Effect of Interactions between Alkyl Chains and Solvent Structures on Lewis Acid Catalyzed Epoxidations

Solvent molecules within zeolite pores provide interactions that influence the stability of reactive intermediates and impact rates and selectivities for catalytic reactions. We show the kinetic and thermodynamic consequences of these interactions and reveal their origins using alkene epoxidations in titanium-substituted *BEA (Ti-BEA) zeolites. Epoxidation turnover rates vary widely among primary n-alkenes (C₆-C₁₈) in hydrophilic (Ti-BEA-OH) and hydrophobic (Ti-BEA-F) catalysts in aqueous acetonitrile (CH₃CN). Apparent activation enthalpies (ΔH_app^‡) and entropies (ΔS_app^‡) increase with alkene carbon number in both catalysts; however, the span of ΔH_app^‡values in Ti-BEA-OH (68 kJ mol^-1) greatly exceeds that in Ti-BEA-F (18 kJ mol^-1). These trends, and commensurate gains in ΔS_app^‡, reflect the displacement and reorganization of solvent molecules that scale with the size of transition states and the numbers of solvent molecules stabilized by silanol defects near active sites.
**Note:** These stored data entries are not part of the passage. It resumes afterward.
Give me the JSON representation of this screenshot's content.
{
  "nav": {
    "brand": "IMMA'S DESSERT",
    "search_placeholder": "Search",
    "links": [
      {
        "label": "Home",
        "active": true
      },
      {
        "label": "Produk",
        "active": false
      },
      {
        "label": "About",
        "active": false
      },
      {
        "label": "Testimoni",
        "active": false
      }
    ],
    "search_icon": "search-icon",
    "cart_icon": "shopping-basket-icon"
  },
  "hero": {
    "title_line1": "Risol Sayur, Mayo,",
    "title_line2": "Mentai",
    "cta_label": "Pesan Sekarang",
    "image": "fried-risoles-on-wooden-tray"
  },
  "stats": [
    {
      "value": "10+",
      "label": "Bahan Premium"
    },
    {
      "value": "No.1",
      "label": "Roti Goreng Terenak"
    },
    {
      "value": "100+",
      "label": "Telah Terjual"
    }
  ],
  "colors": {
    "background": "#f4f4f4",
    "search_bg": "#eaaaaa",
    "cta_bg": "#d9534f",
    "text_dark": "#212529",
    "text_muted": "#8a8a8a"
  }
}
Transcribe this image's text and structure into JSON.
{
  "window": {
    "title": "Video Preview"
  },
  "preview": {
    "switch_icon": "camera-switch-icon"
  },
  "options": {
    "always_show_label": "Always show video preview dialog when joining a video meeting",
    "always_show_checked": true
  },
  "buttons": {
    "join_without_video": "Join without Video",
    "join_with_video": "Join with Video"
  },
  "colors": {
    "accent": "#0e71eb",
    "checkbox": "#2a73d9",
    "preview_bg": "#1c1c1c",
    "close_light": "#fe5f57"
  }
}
Experimental and computational assessments of intrapore solvent composition from ¹H NMR, infrared spectroscopy, and grand canonical molecular dynamics (GCMD) simulations show that Ti-BEA-OH uptakes larger quantities of both CH₃CN and H₂O than Ti-BEA-F. The Born-Haber decomposition of simulated enthalpies of adsorption (ΔH_ads,epox) for C₆-C₁₈epoxides attributes ΔH_ads,epoxthat become more endothermic for larger adsorbates to the displacement of greater numbers of solvent molecules bound to silanol defects into the bulk solvent. A strong correlation between ΔH_app^‡and ΔH_ads,epox(from GCMD and isothermal titration calorimetry) gives evidence that the disruption of solvent structures provides excess thermodynamic contributions (e.g., G^ϵ) that depend on the solvent composition in the pores, the excluded volume of reactive species, and the density of silanol groups near active sites. Altering G^ϵvalues offers opportunities to control selectivities and rates of reactions through the design of extended active site environments.